First responders received COVID-19 vaccinations, many receiving their second of the two required doses.
Now that their members have been vaccinated, there will be no "operational changes" at the DeForest Windsor Fire Department and EMS, but according to Fire Chief Steve LaFeber, it offers substantial piece of mind.
"It has had a huge impact on us," LaFeber said of the COVID-19 pandemic. Although Fire Department and EMS members have at times caught the virus fortunately no one at the department has suffered serious side effects of the potentially-lethal disease.

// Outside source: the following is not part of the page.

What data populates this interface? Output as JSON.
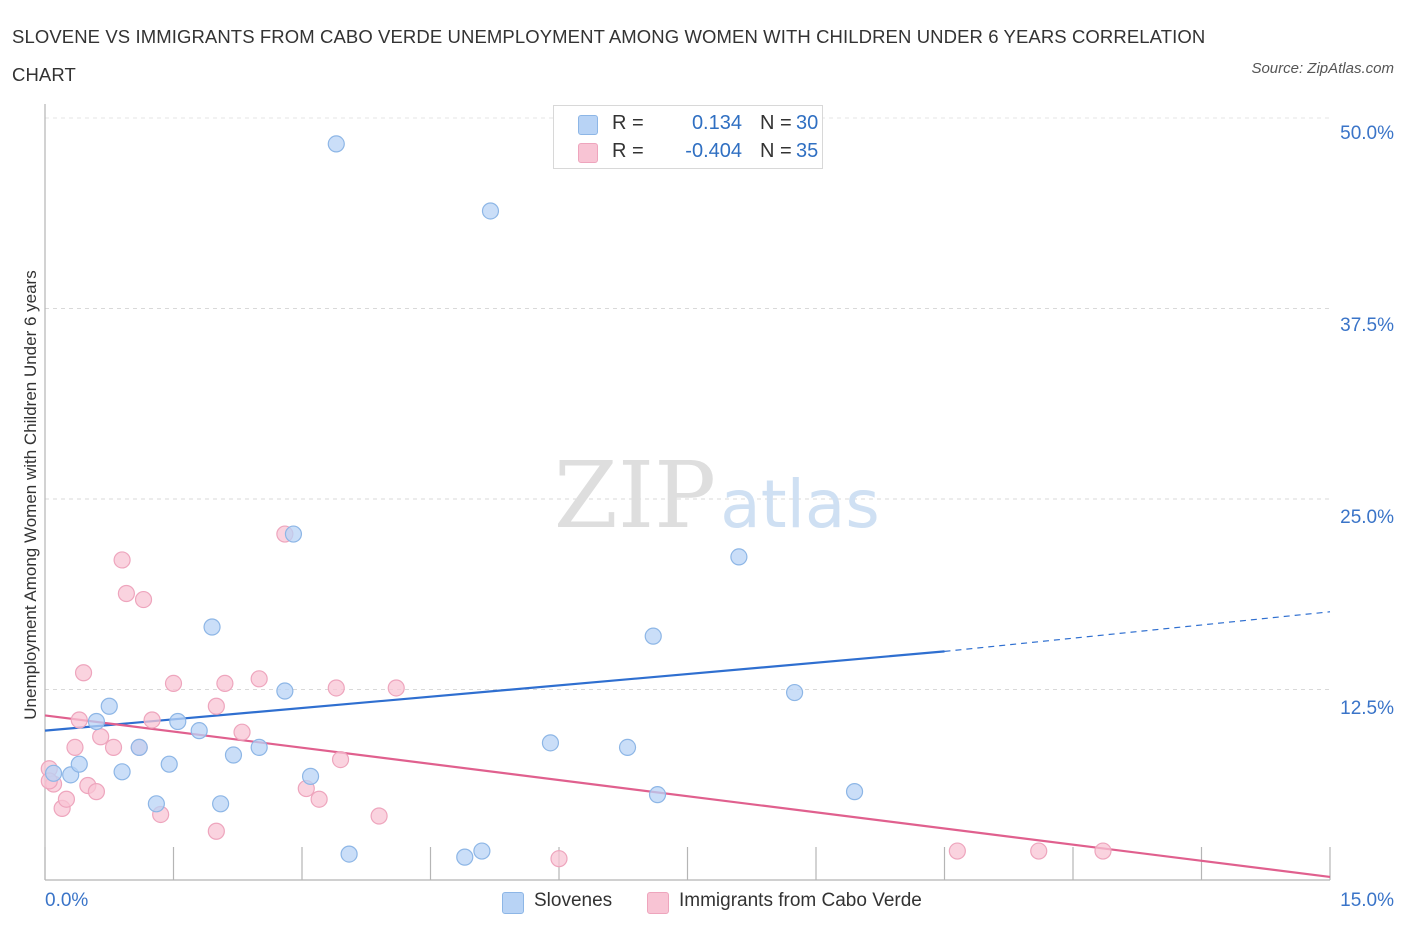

LaFeber pointed out that they are mindful that they are risking their lives as they go out on calls and that of the members of the DeForest Windsor Fire and EMS services, 75% are volunteer.
Through the pandemic, the department has experienced several layers of additional stress: avoiding infection among their members as they serve the public, avoiding passing the virus to members of the public, fear of potentially lethal infection, concern of long-term post-infection pulmonary side effects that could disqualify a person from duty, and then questions of how many people can be exposed to a potential patient.
Area departments have organized contingency plans in the event that too many members are quarantined at the same time, but so far LaFeber's department has not needed to resort to that backup plan.
When vaccines are in full effect among members, precautions will still be taken to prevent passing the virus to others during calls, but first responders will be able to better focus on the emergency at hand and less on risks to themselves and their own families.